The objective of this study is to identify a physical model that can provide reliable predictions about a mixture's ability to resist permanent deformation under realistic stress states. Key differences were identified between stress states under the existing Asphalt Pavement Analyzer (APA) loading device (hose) and stress states under radial truck tires, which may indicate potentially different rutting mechanisms. It was shown that the APA hose was not capturing the critical lateral stresses found to be detrimental to rutting and cracking of HMA pavements. A new loading device (rib) was designed and constructed for use in the APA that more closely represents stress states found under radial tires.

Contact-stress measurements under the two loading devices — hose and rib — showed that the rib was able to reproduce the lateral stresses found under individual ribs on a radial-tire tread. Subsequent finite element modeling also showed that the rib appeared to generate similar shear stress patterns to those found under the modeled radial-tire load.

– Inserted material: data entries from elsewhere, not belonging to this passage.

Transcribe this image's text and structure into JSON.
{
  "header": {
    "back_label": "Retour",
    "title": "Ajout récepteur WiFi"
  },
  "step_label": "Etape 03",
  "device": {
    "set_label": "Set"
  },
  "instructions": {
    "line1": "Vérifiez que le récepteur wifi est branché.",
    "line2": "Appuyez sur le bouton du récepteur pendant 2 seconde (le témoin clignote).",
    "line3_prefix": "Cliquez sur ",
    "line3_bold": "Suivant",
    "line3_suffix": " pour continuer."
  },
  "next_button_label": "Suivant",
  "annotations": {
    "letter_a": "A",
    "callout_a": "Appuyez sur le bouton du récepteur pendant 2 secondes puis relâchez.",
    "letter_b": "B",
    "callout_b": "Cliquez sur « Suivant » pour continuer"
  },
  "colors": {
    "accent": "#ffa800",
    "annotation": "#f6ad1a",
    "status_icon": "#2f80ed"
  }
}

A new method was developed to measure deformations on the surface of APA specimens, where a contour gauge was used to record and store the entire surface profile of the sample throughout the progress of the test. An area-change parameter, which reflects volume change, was introduced to calculate the volumetric changes in the specimen. The area-change parameter can be used to determine whether specimen rutting is primarily due to shear instability or consolidation.

Two mixtures of known field performance — poor and good — were tested to evaluate the test's ability to predict performance with the new loading device and the new measurement and interpretation system. Results showed that the new system (loading strip and profile measurement method) appears to have greater potential of evaluating a mixture's potential for instability rutting than the original (hose and single rut-depth measurement) configuration.